In the past, trains were almost the only
viable means of long-distance transportation in North Korea. Then, as private
business began to grow and the railways further deteriorated, vehicles such
as trucks and cars belonging to military bases, state security and state
enterprises were pushed into service to earn money for moving people, known as the ‘servi-cha’ industry. 

“Even at the beginning of the
last year there were many young men selling coal briquettes, salt and other
food products [at markets in Pyongsong] but now they’re nowhere to be found,” the 
source said, citing a merchant from Pyongsong, South Pyongan Province.

Women’s relative freedom in doing business has created avenues for men despite to stay in the game, allowing them to team up with a female counterpart in order
to evade the new directive, he said, explaining that in these cases, “men take
care of transportation and wholesale of goods, while women take care of actual
selling of goods. In this way, they can avoid the regulations.”
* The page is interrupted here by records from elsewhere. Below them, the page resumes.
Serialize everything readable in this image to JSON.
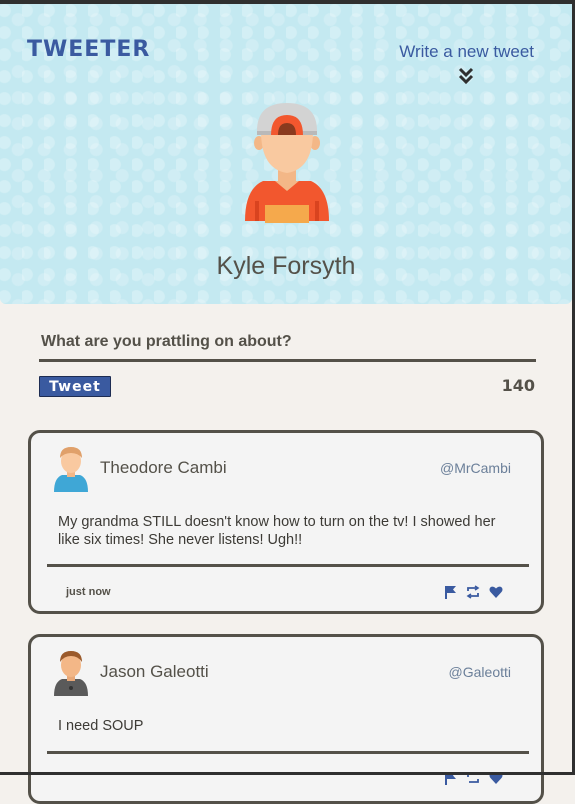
{
  "app": {
    "brand": "Tweeter",
    "compose_link": "Write a new tweet"
  },
  "profile": {
    "name": "Kyle Forsyth"
  },
  "composer": {
    "label": "What are you prattling on about?",
    "button_label": "Tweet",
    "counter": "140"
  },
  "tweets": [
    {
      "name": "Theodore Cambi",
      "handle": "@MrCambi",
      "body": "My grandma STILL doesn't know how to turn on the tv! I showed her like six times! She never listens! Ugh!!",
      "time": "just now"
    },
    {
      "name": "Jason Galeotti",
      "handle": "@Galeotti",
      "body": "I need SOUP"
    }
  ],
  "icons": {
    "compose": "double-chevron-down-icon",
    "actions": [
      "flag-icon",
      "retweet-icon",
      "heart-icon"
    ]
  },
  "colors": {
    "accent": "#3a5aa0",
    "hero_bg": "#c4e9f1",
    "text": "#545149",
    "page_bg": "#f4f1ed"
  }
}
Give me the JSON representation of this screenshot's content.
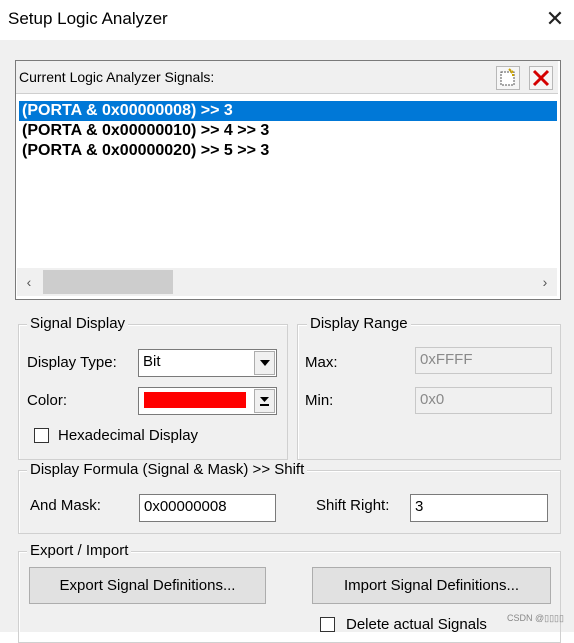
{
  "window": {
    "title": "Setup Logic Analyzer",
    "close_glyph": "✕"
  },
  "signals": {
    "label": "Current Logic Analyzer Signals:",
    "new_icon": "new-signal-icon",
    "delete_icon": "delete-signal-icon",
    "items": [
      {
        "text": "(PORTA & 0x00000008) >> 3",
        "selected": true
      },
      {
        "text": "(PORTA & 0x00000010) >> 4 >> 3",
        "selected": false
      },
      {
        "text": "(PORTA & 0x00000020) >> 5 >> 3",
        "selected": false
      }
    ],
    "scroll_left": "‹",
    "scroll_right": "›"
  },
  "signal_display": {
    "group_label": "Signal Display",
    "display_type_label": "Display Type:",
    "display_type_value": "Bit",
    "color_label": "Color:",
    "color_value": "#ff0000",
    "hex_label": "Hexadecimal Display",
    "hex_checked": false
  },
  "display_range": {
    "group_label": "Display Range",
    "max_label": "Max:",
    "max_value": "0xFFFF",
    "min_label": "Min:",
    "min_value": "0x0"
  },
  "formula": {
    "group_label": "Display Formula (Signal & Mask) >> Shift",
    "and_mask_label": "And Mask:",
    "and_mask_value": "0x00000008",
    "shift_right_label": "Shift Right:",
    "shift_right_value": "3"
  },
  "export_import": {
    "group_label": "Export / Import",
    "export_button": "Export Signal Definitions...",
    "import_button": "Import Signal Definitions...",
    "delete_label": "Delete actual Signals",
    "delete_checked": false
  },
  "watermark": "CSDN @▯▯▯▯"
}
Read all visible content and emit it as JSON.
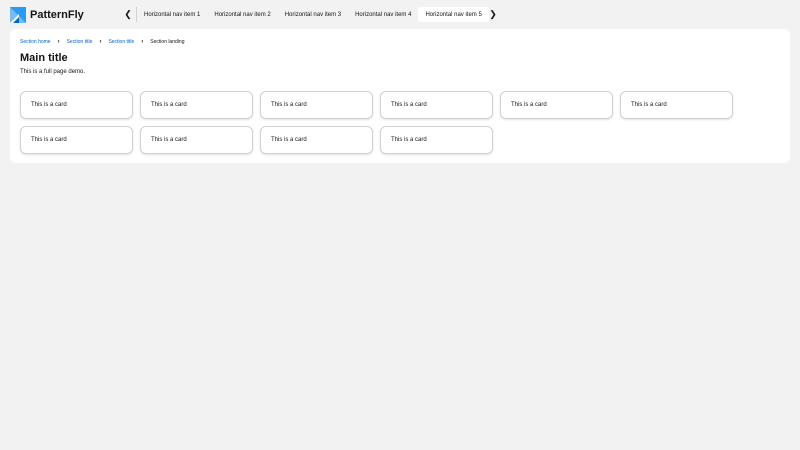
{
  "brand": {
    "name": "PatternFly"
  },
  "nav": {
    "items": [
      {
        "label": "Horizontal nav item 1",
        "active": false
      },
      {
        "label": "Horizontal nav item 2",
        "active": false
      },
      {
        "label": "Horizontal nav item 3",
        "active": false
      },
      {
        "label": "Horizontal nav item 4",
        "active": false
      },
      {
        "label": "Horizontal nav item 5",
        "active": true
      }
    ]
  },
  "breadcrumb": [
    {
      "label": "Section home",
      "link": true
    },
    {
      "label": "Section title",
      "link": true
    },
    {
      "label": "Section title",
      "link": true
    },
    {
      "label": "Section landing",
      "link": false
    }
  ],
  "main": {
    "title": "Main title",
    "description": "This is a full page demo."
  },
  "cards": [
    "This is a card",
    "This is a card",
    "This is a card",
    "This is a card",
    "This is a card",
    "This is a card",
    "This is a card",
    "This is a card",
    "This is a card",
    "This is a card"
  ],
  "colors": {
    "link": "#0066cc",
    "page_bg": "#f2f2f2",
    "logo_dark": "#1e5fb5",
    "logo_light": "#73bcf7"
  }
}
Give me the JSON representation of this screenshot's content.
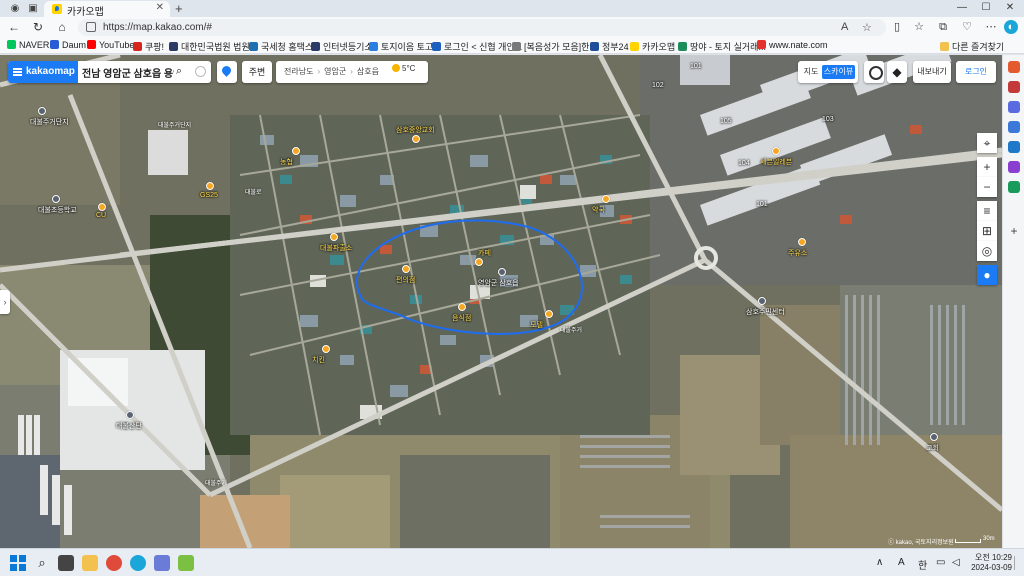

According to the source, the Kim Jong Un
era has seen little control over people’s market activities. As a result, the
number of stores has increased in most of the marketplaces in the whole
country, vitalizing residents’ commercial activities.

The logic
behind the freshest regulation is that to the extent that the regime has
allowed commercial activities–an autonomous means of living for the people who
have been suffering chronic shortages of food–men should devote themselves to their state-ordered workplace.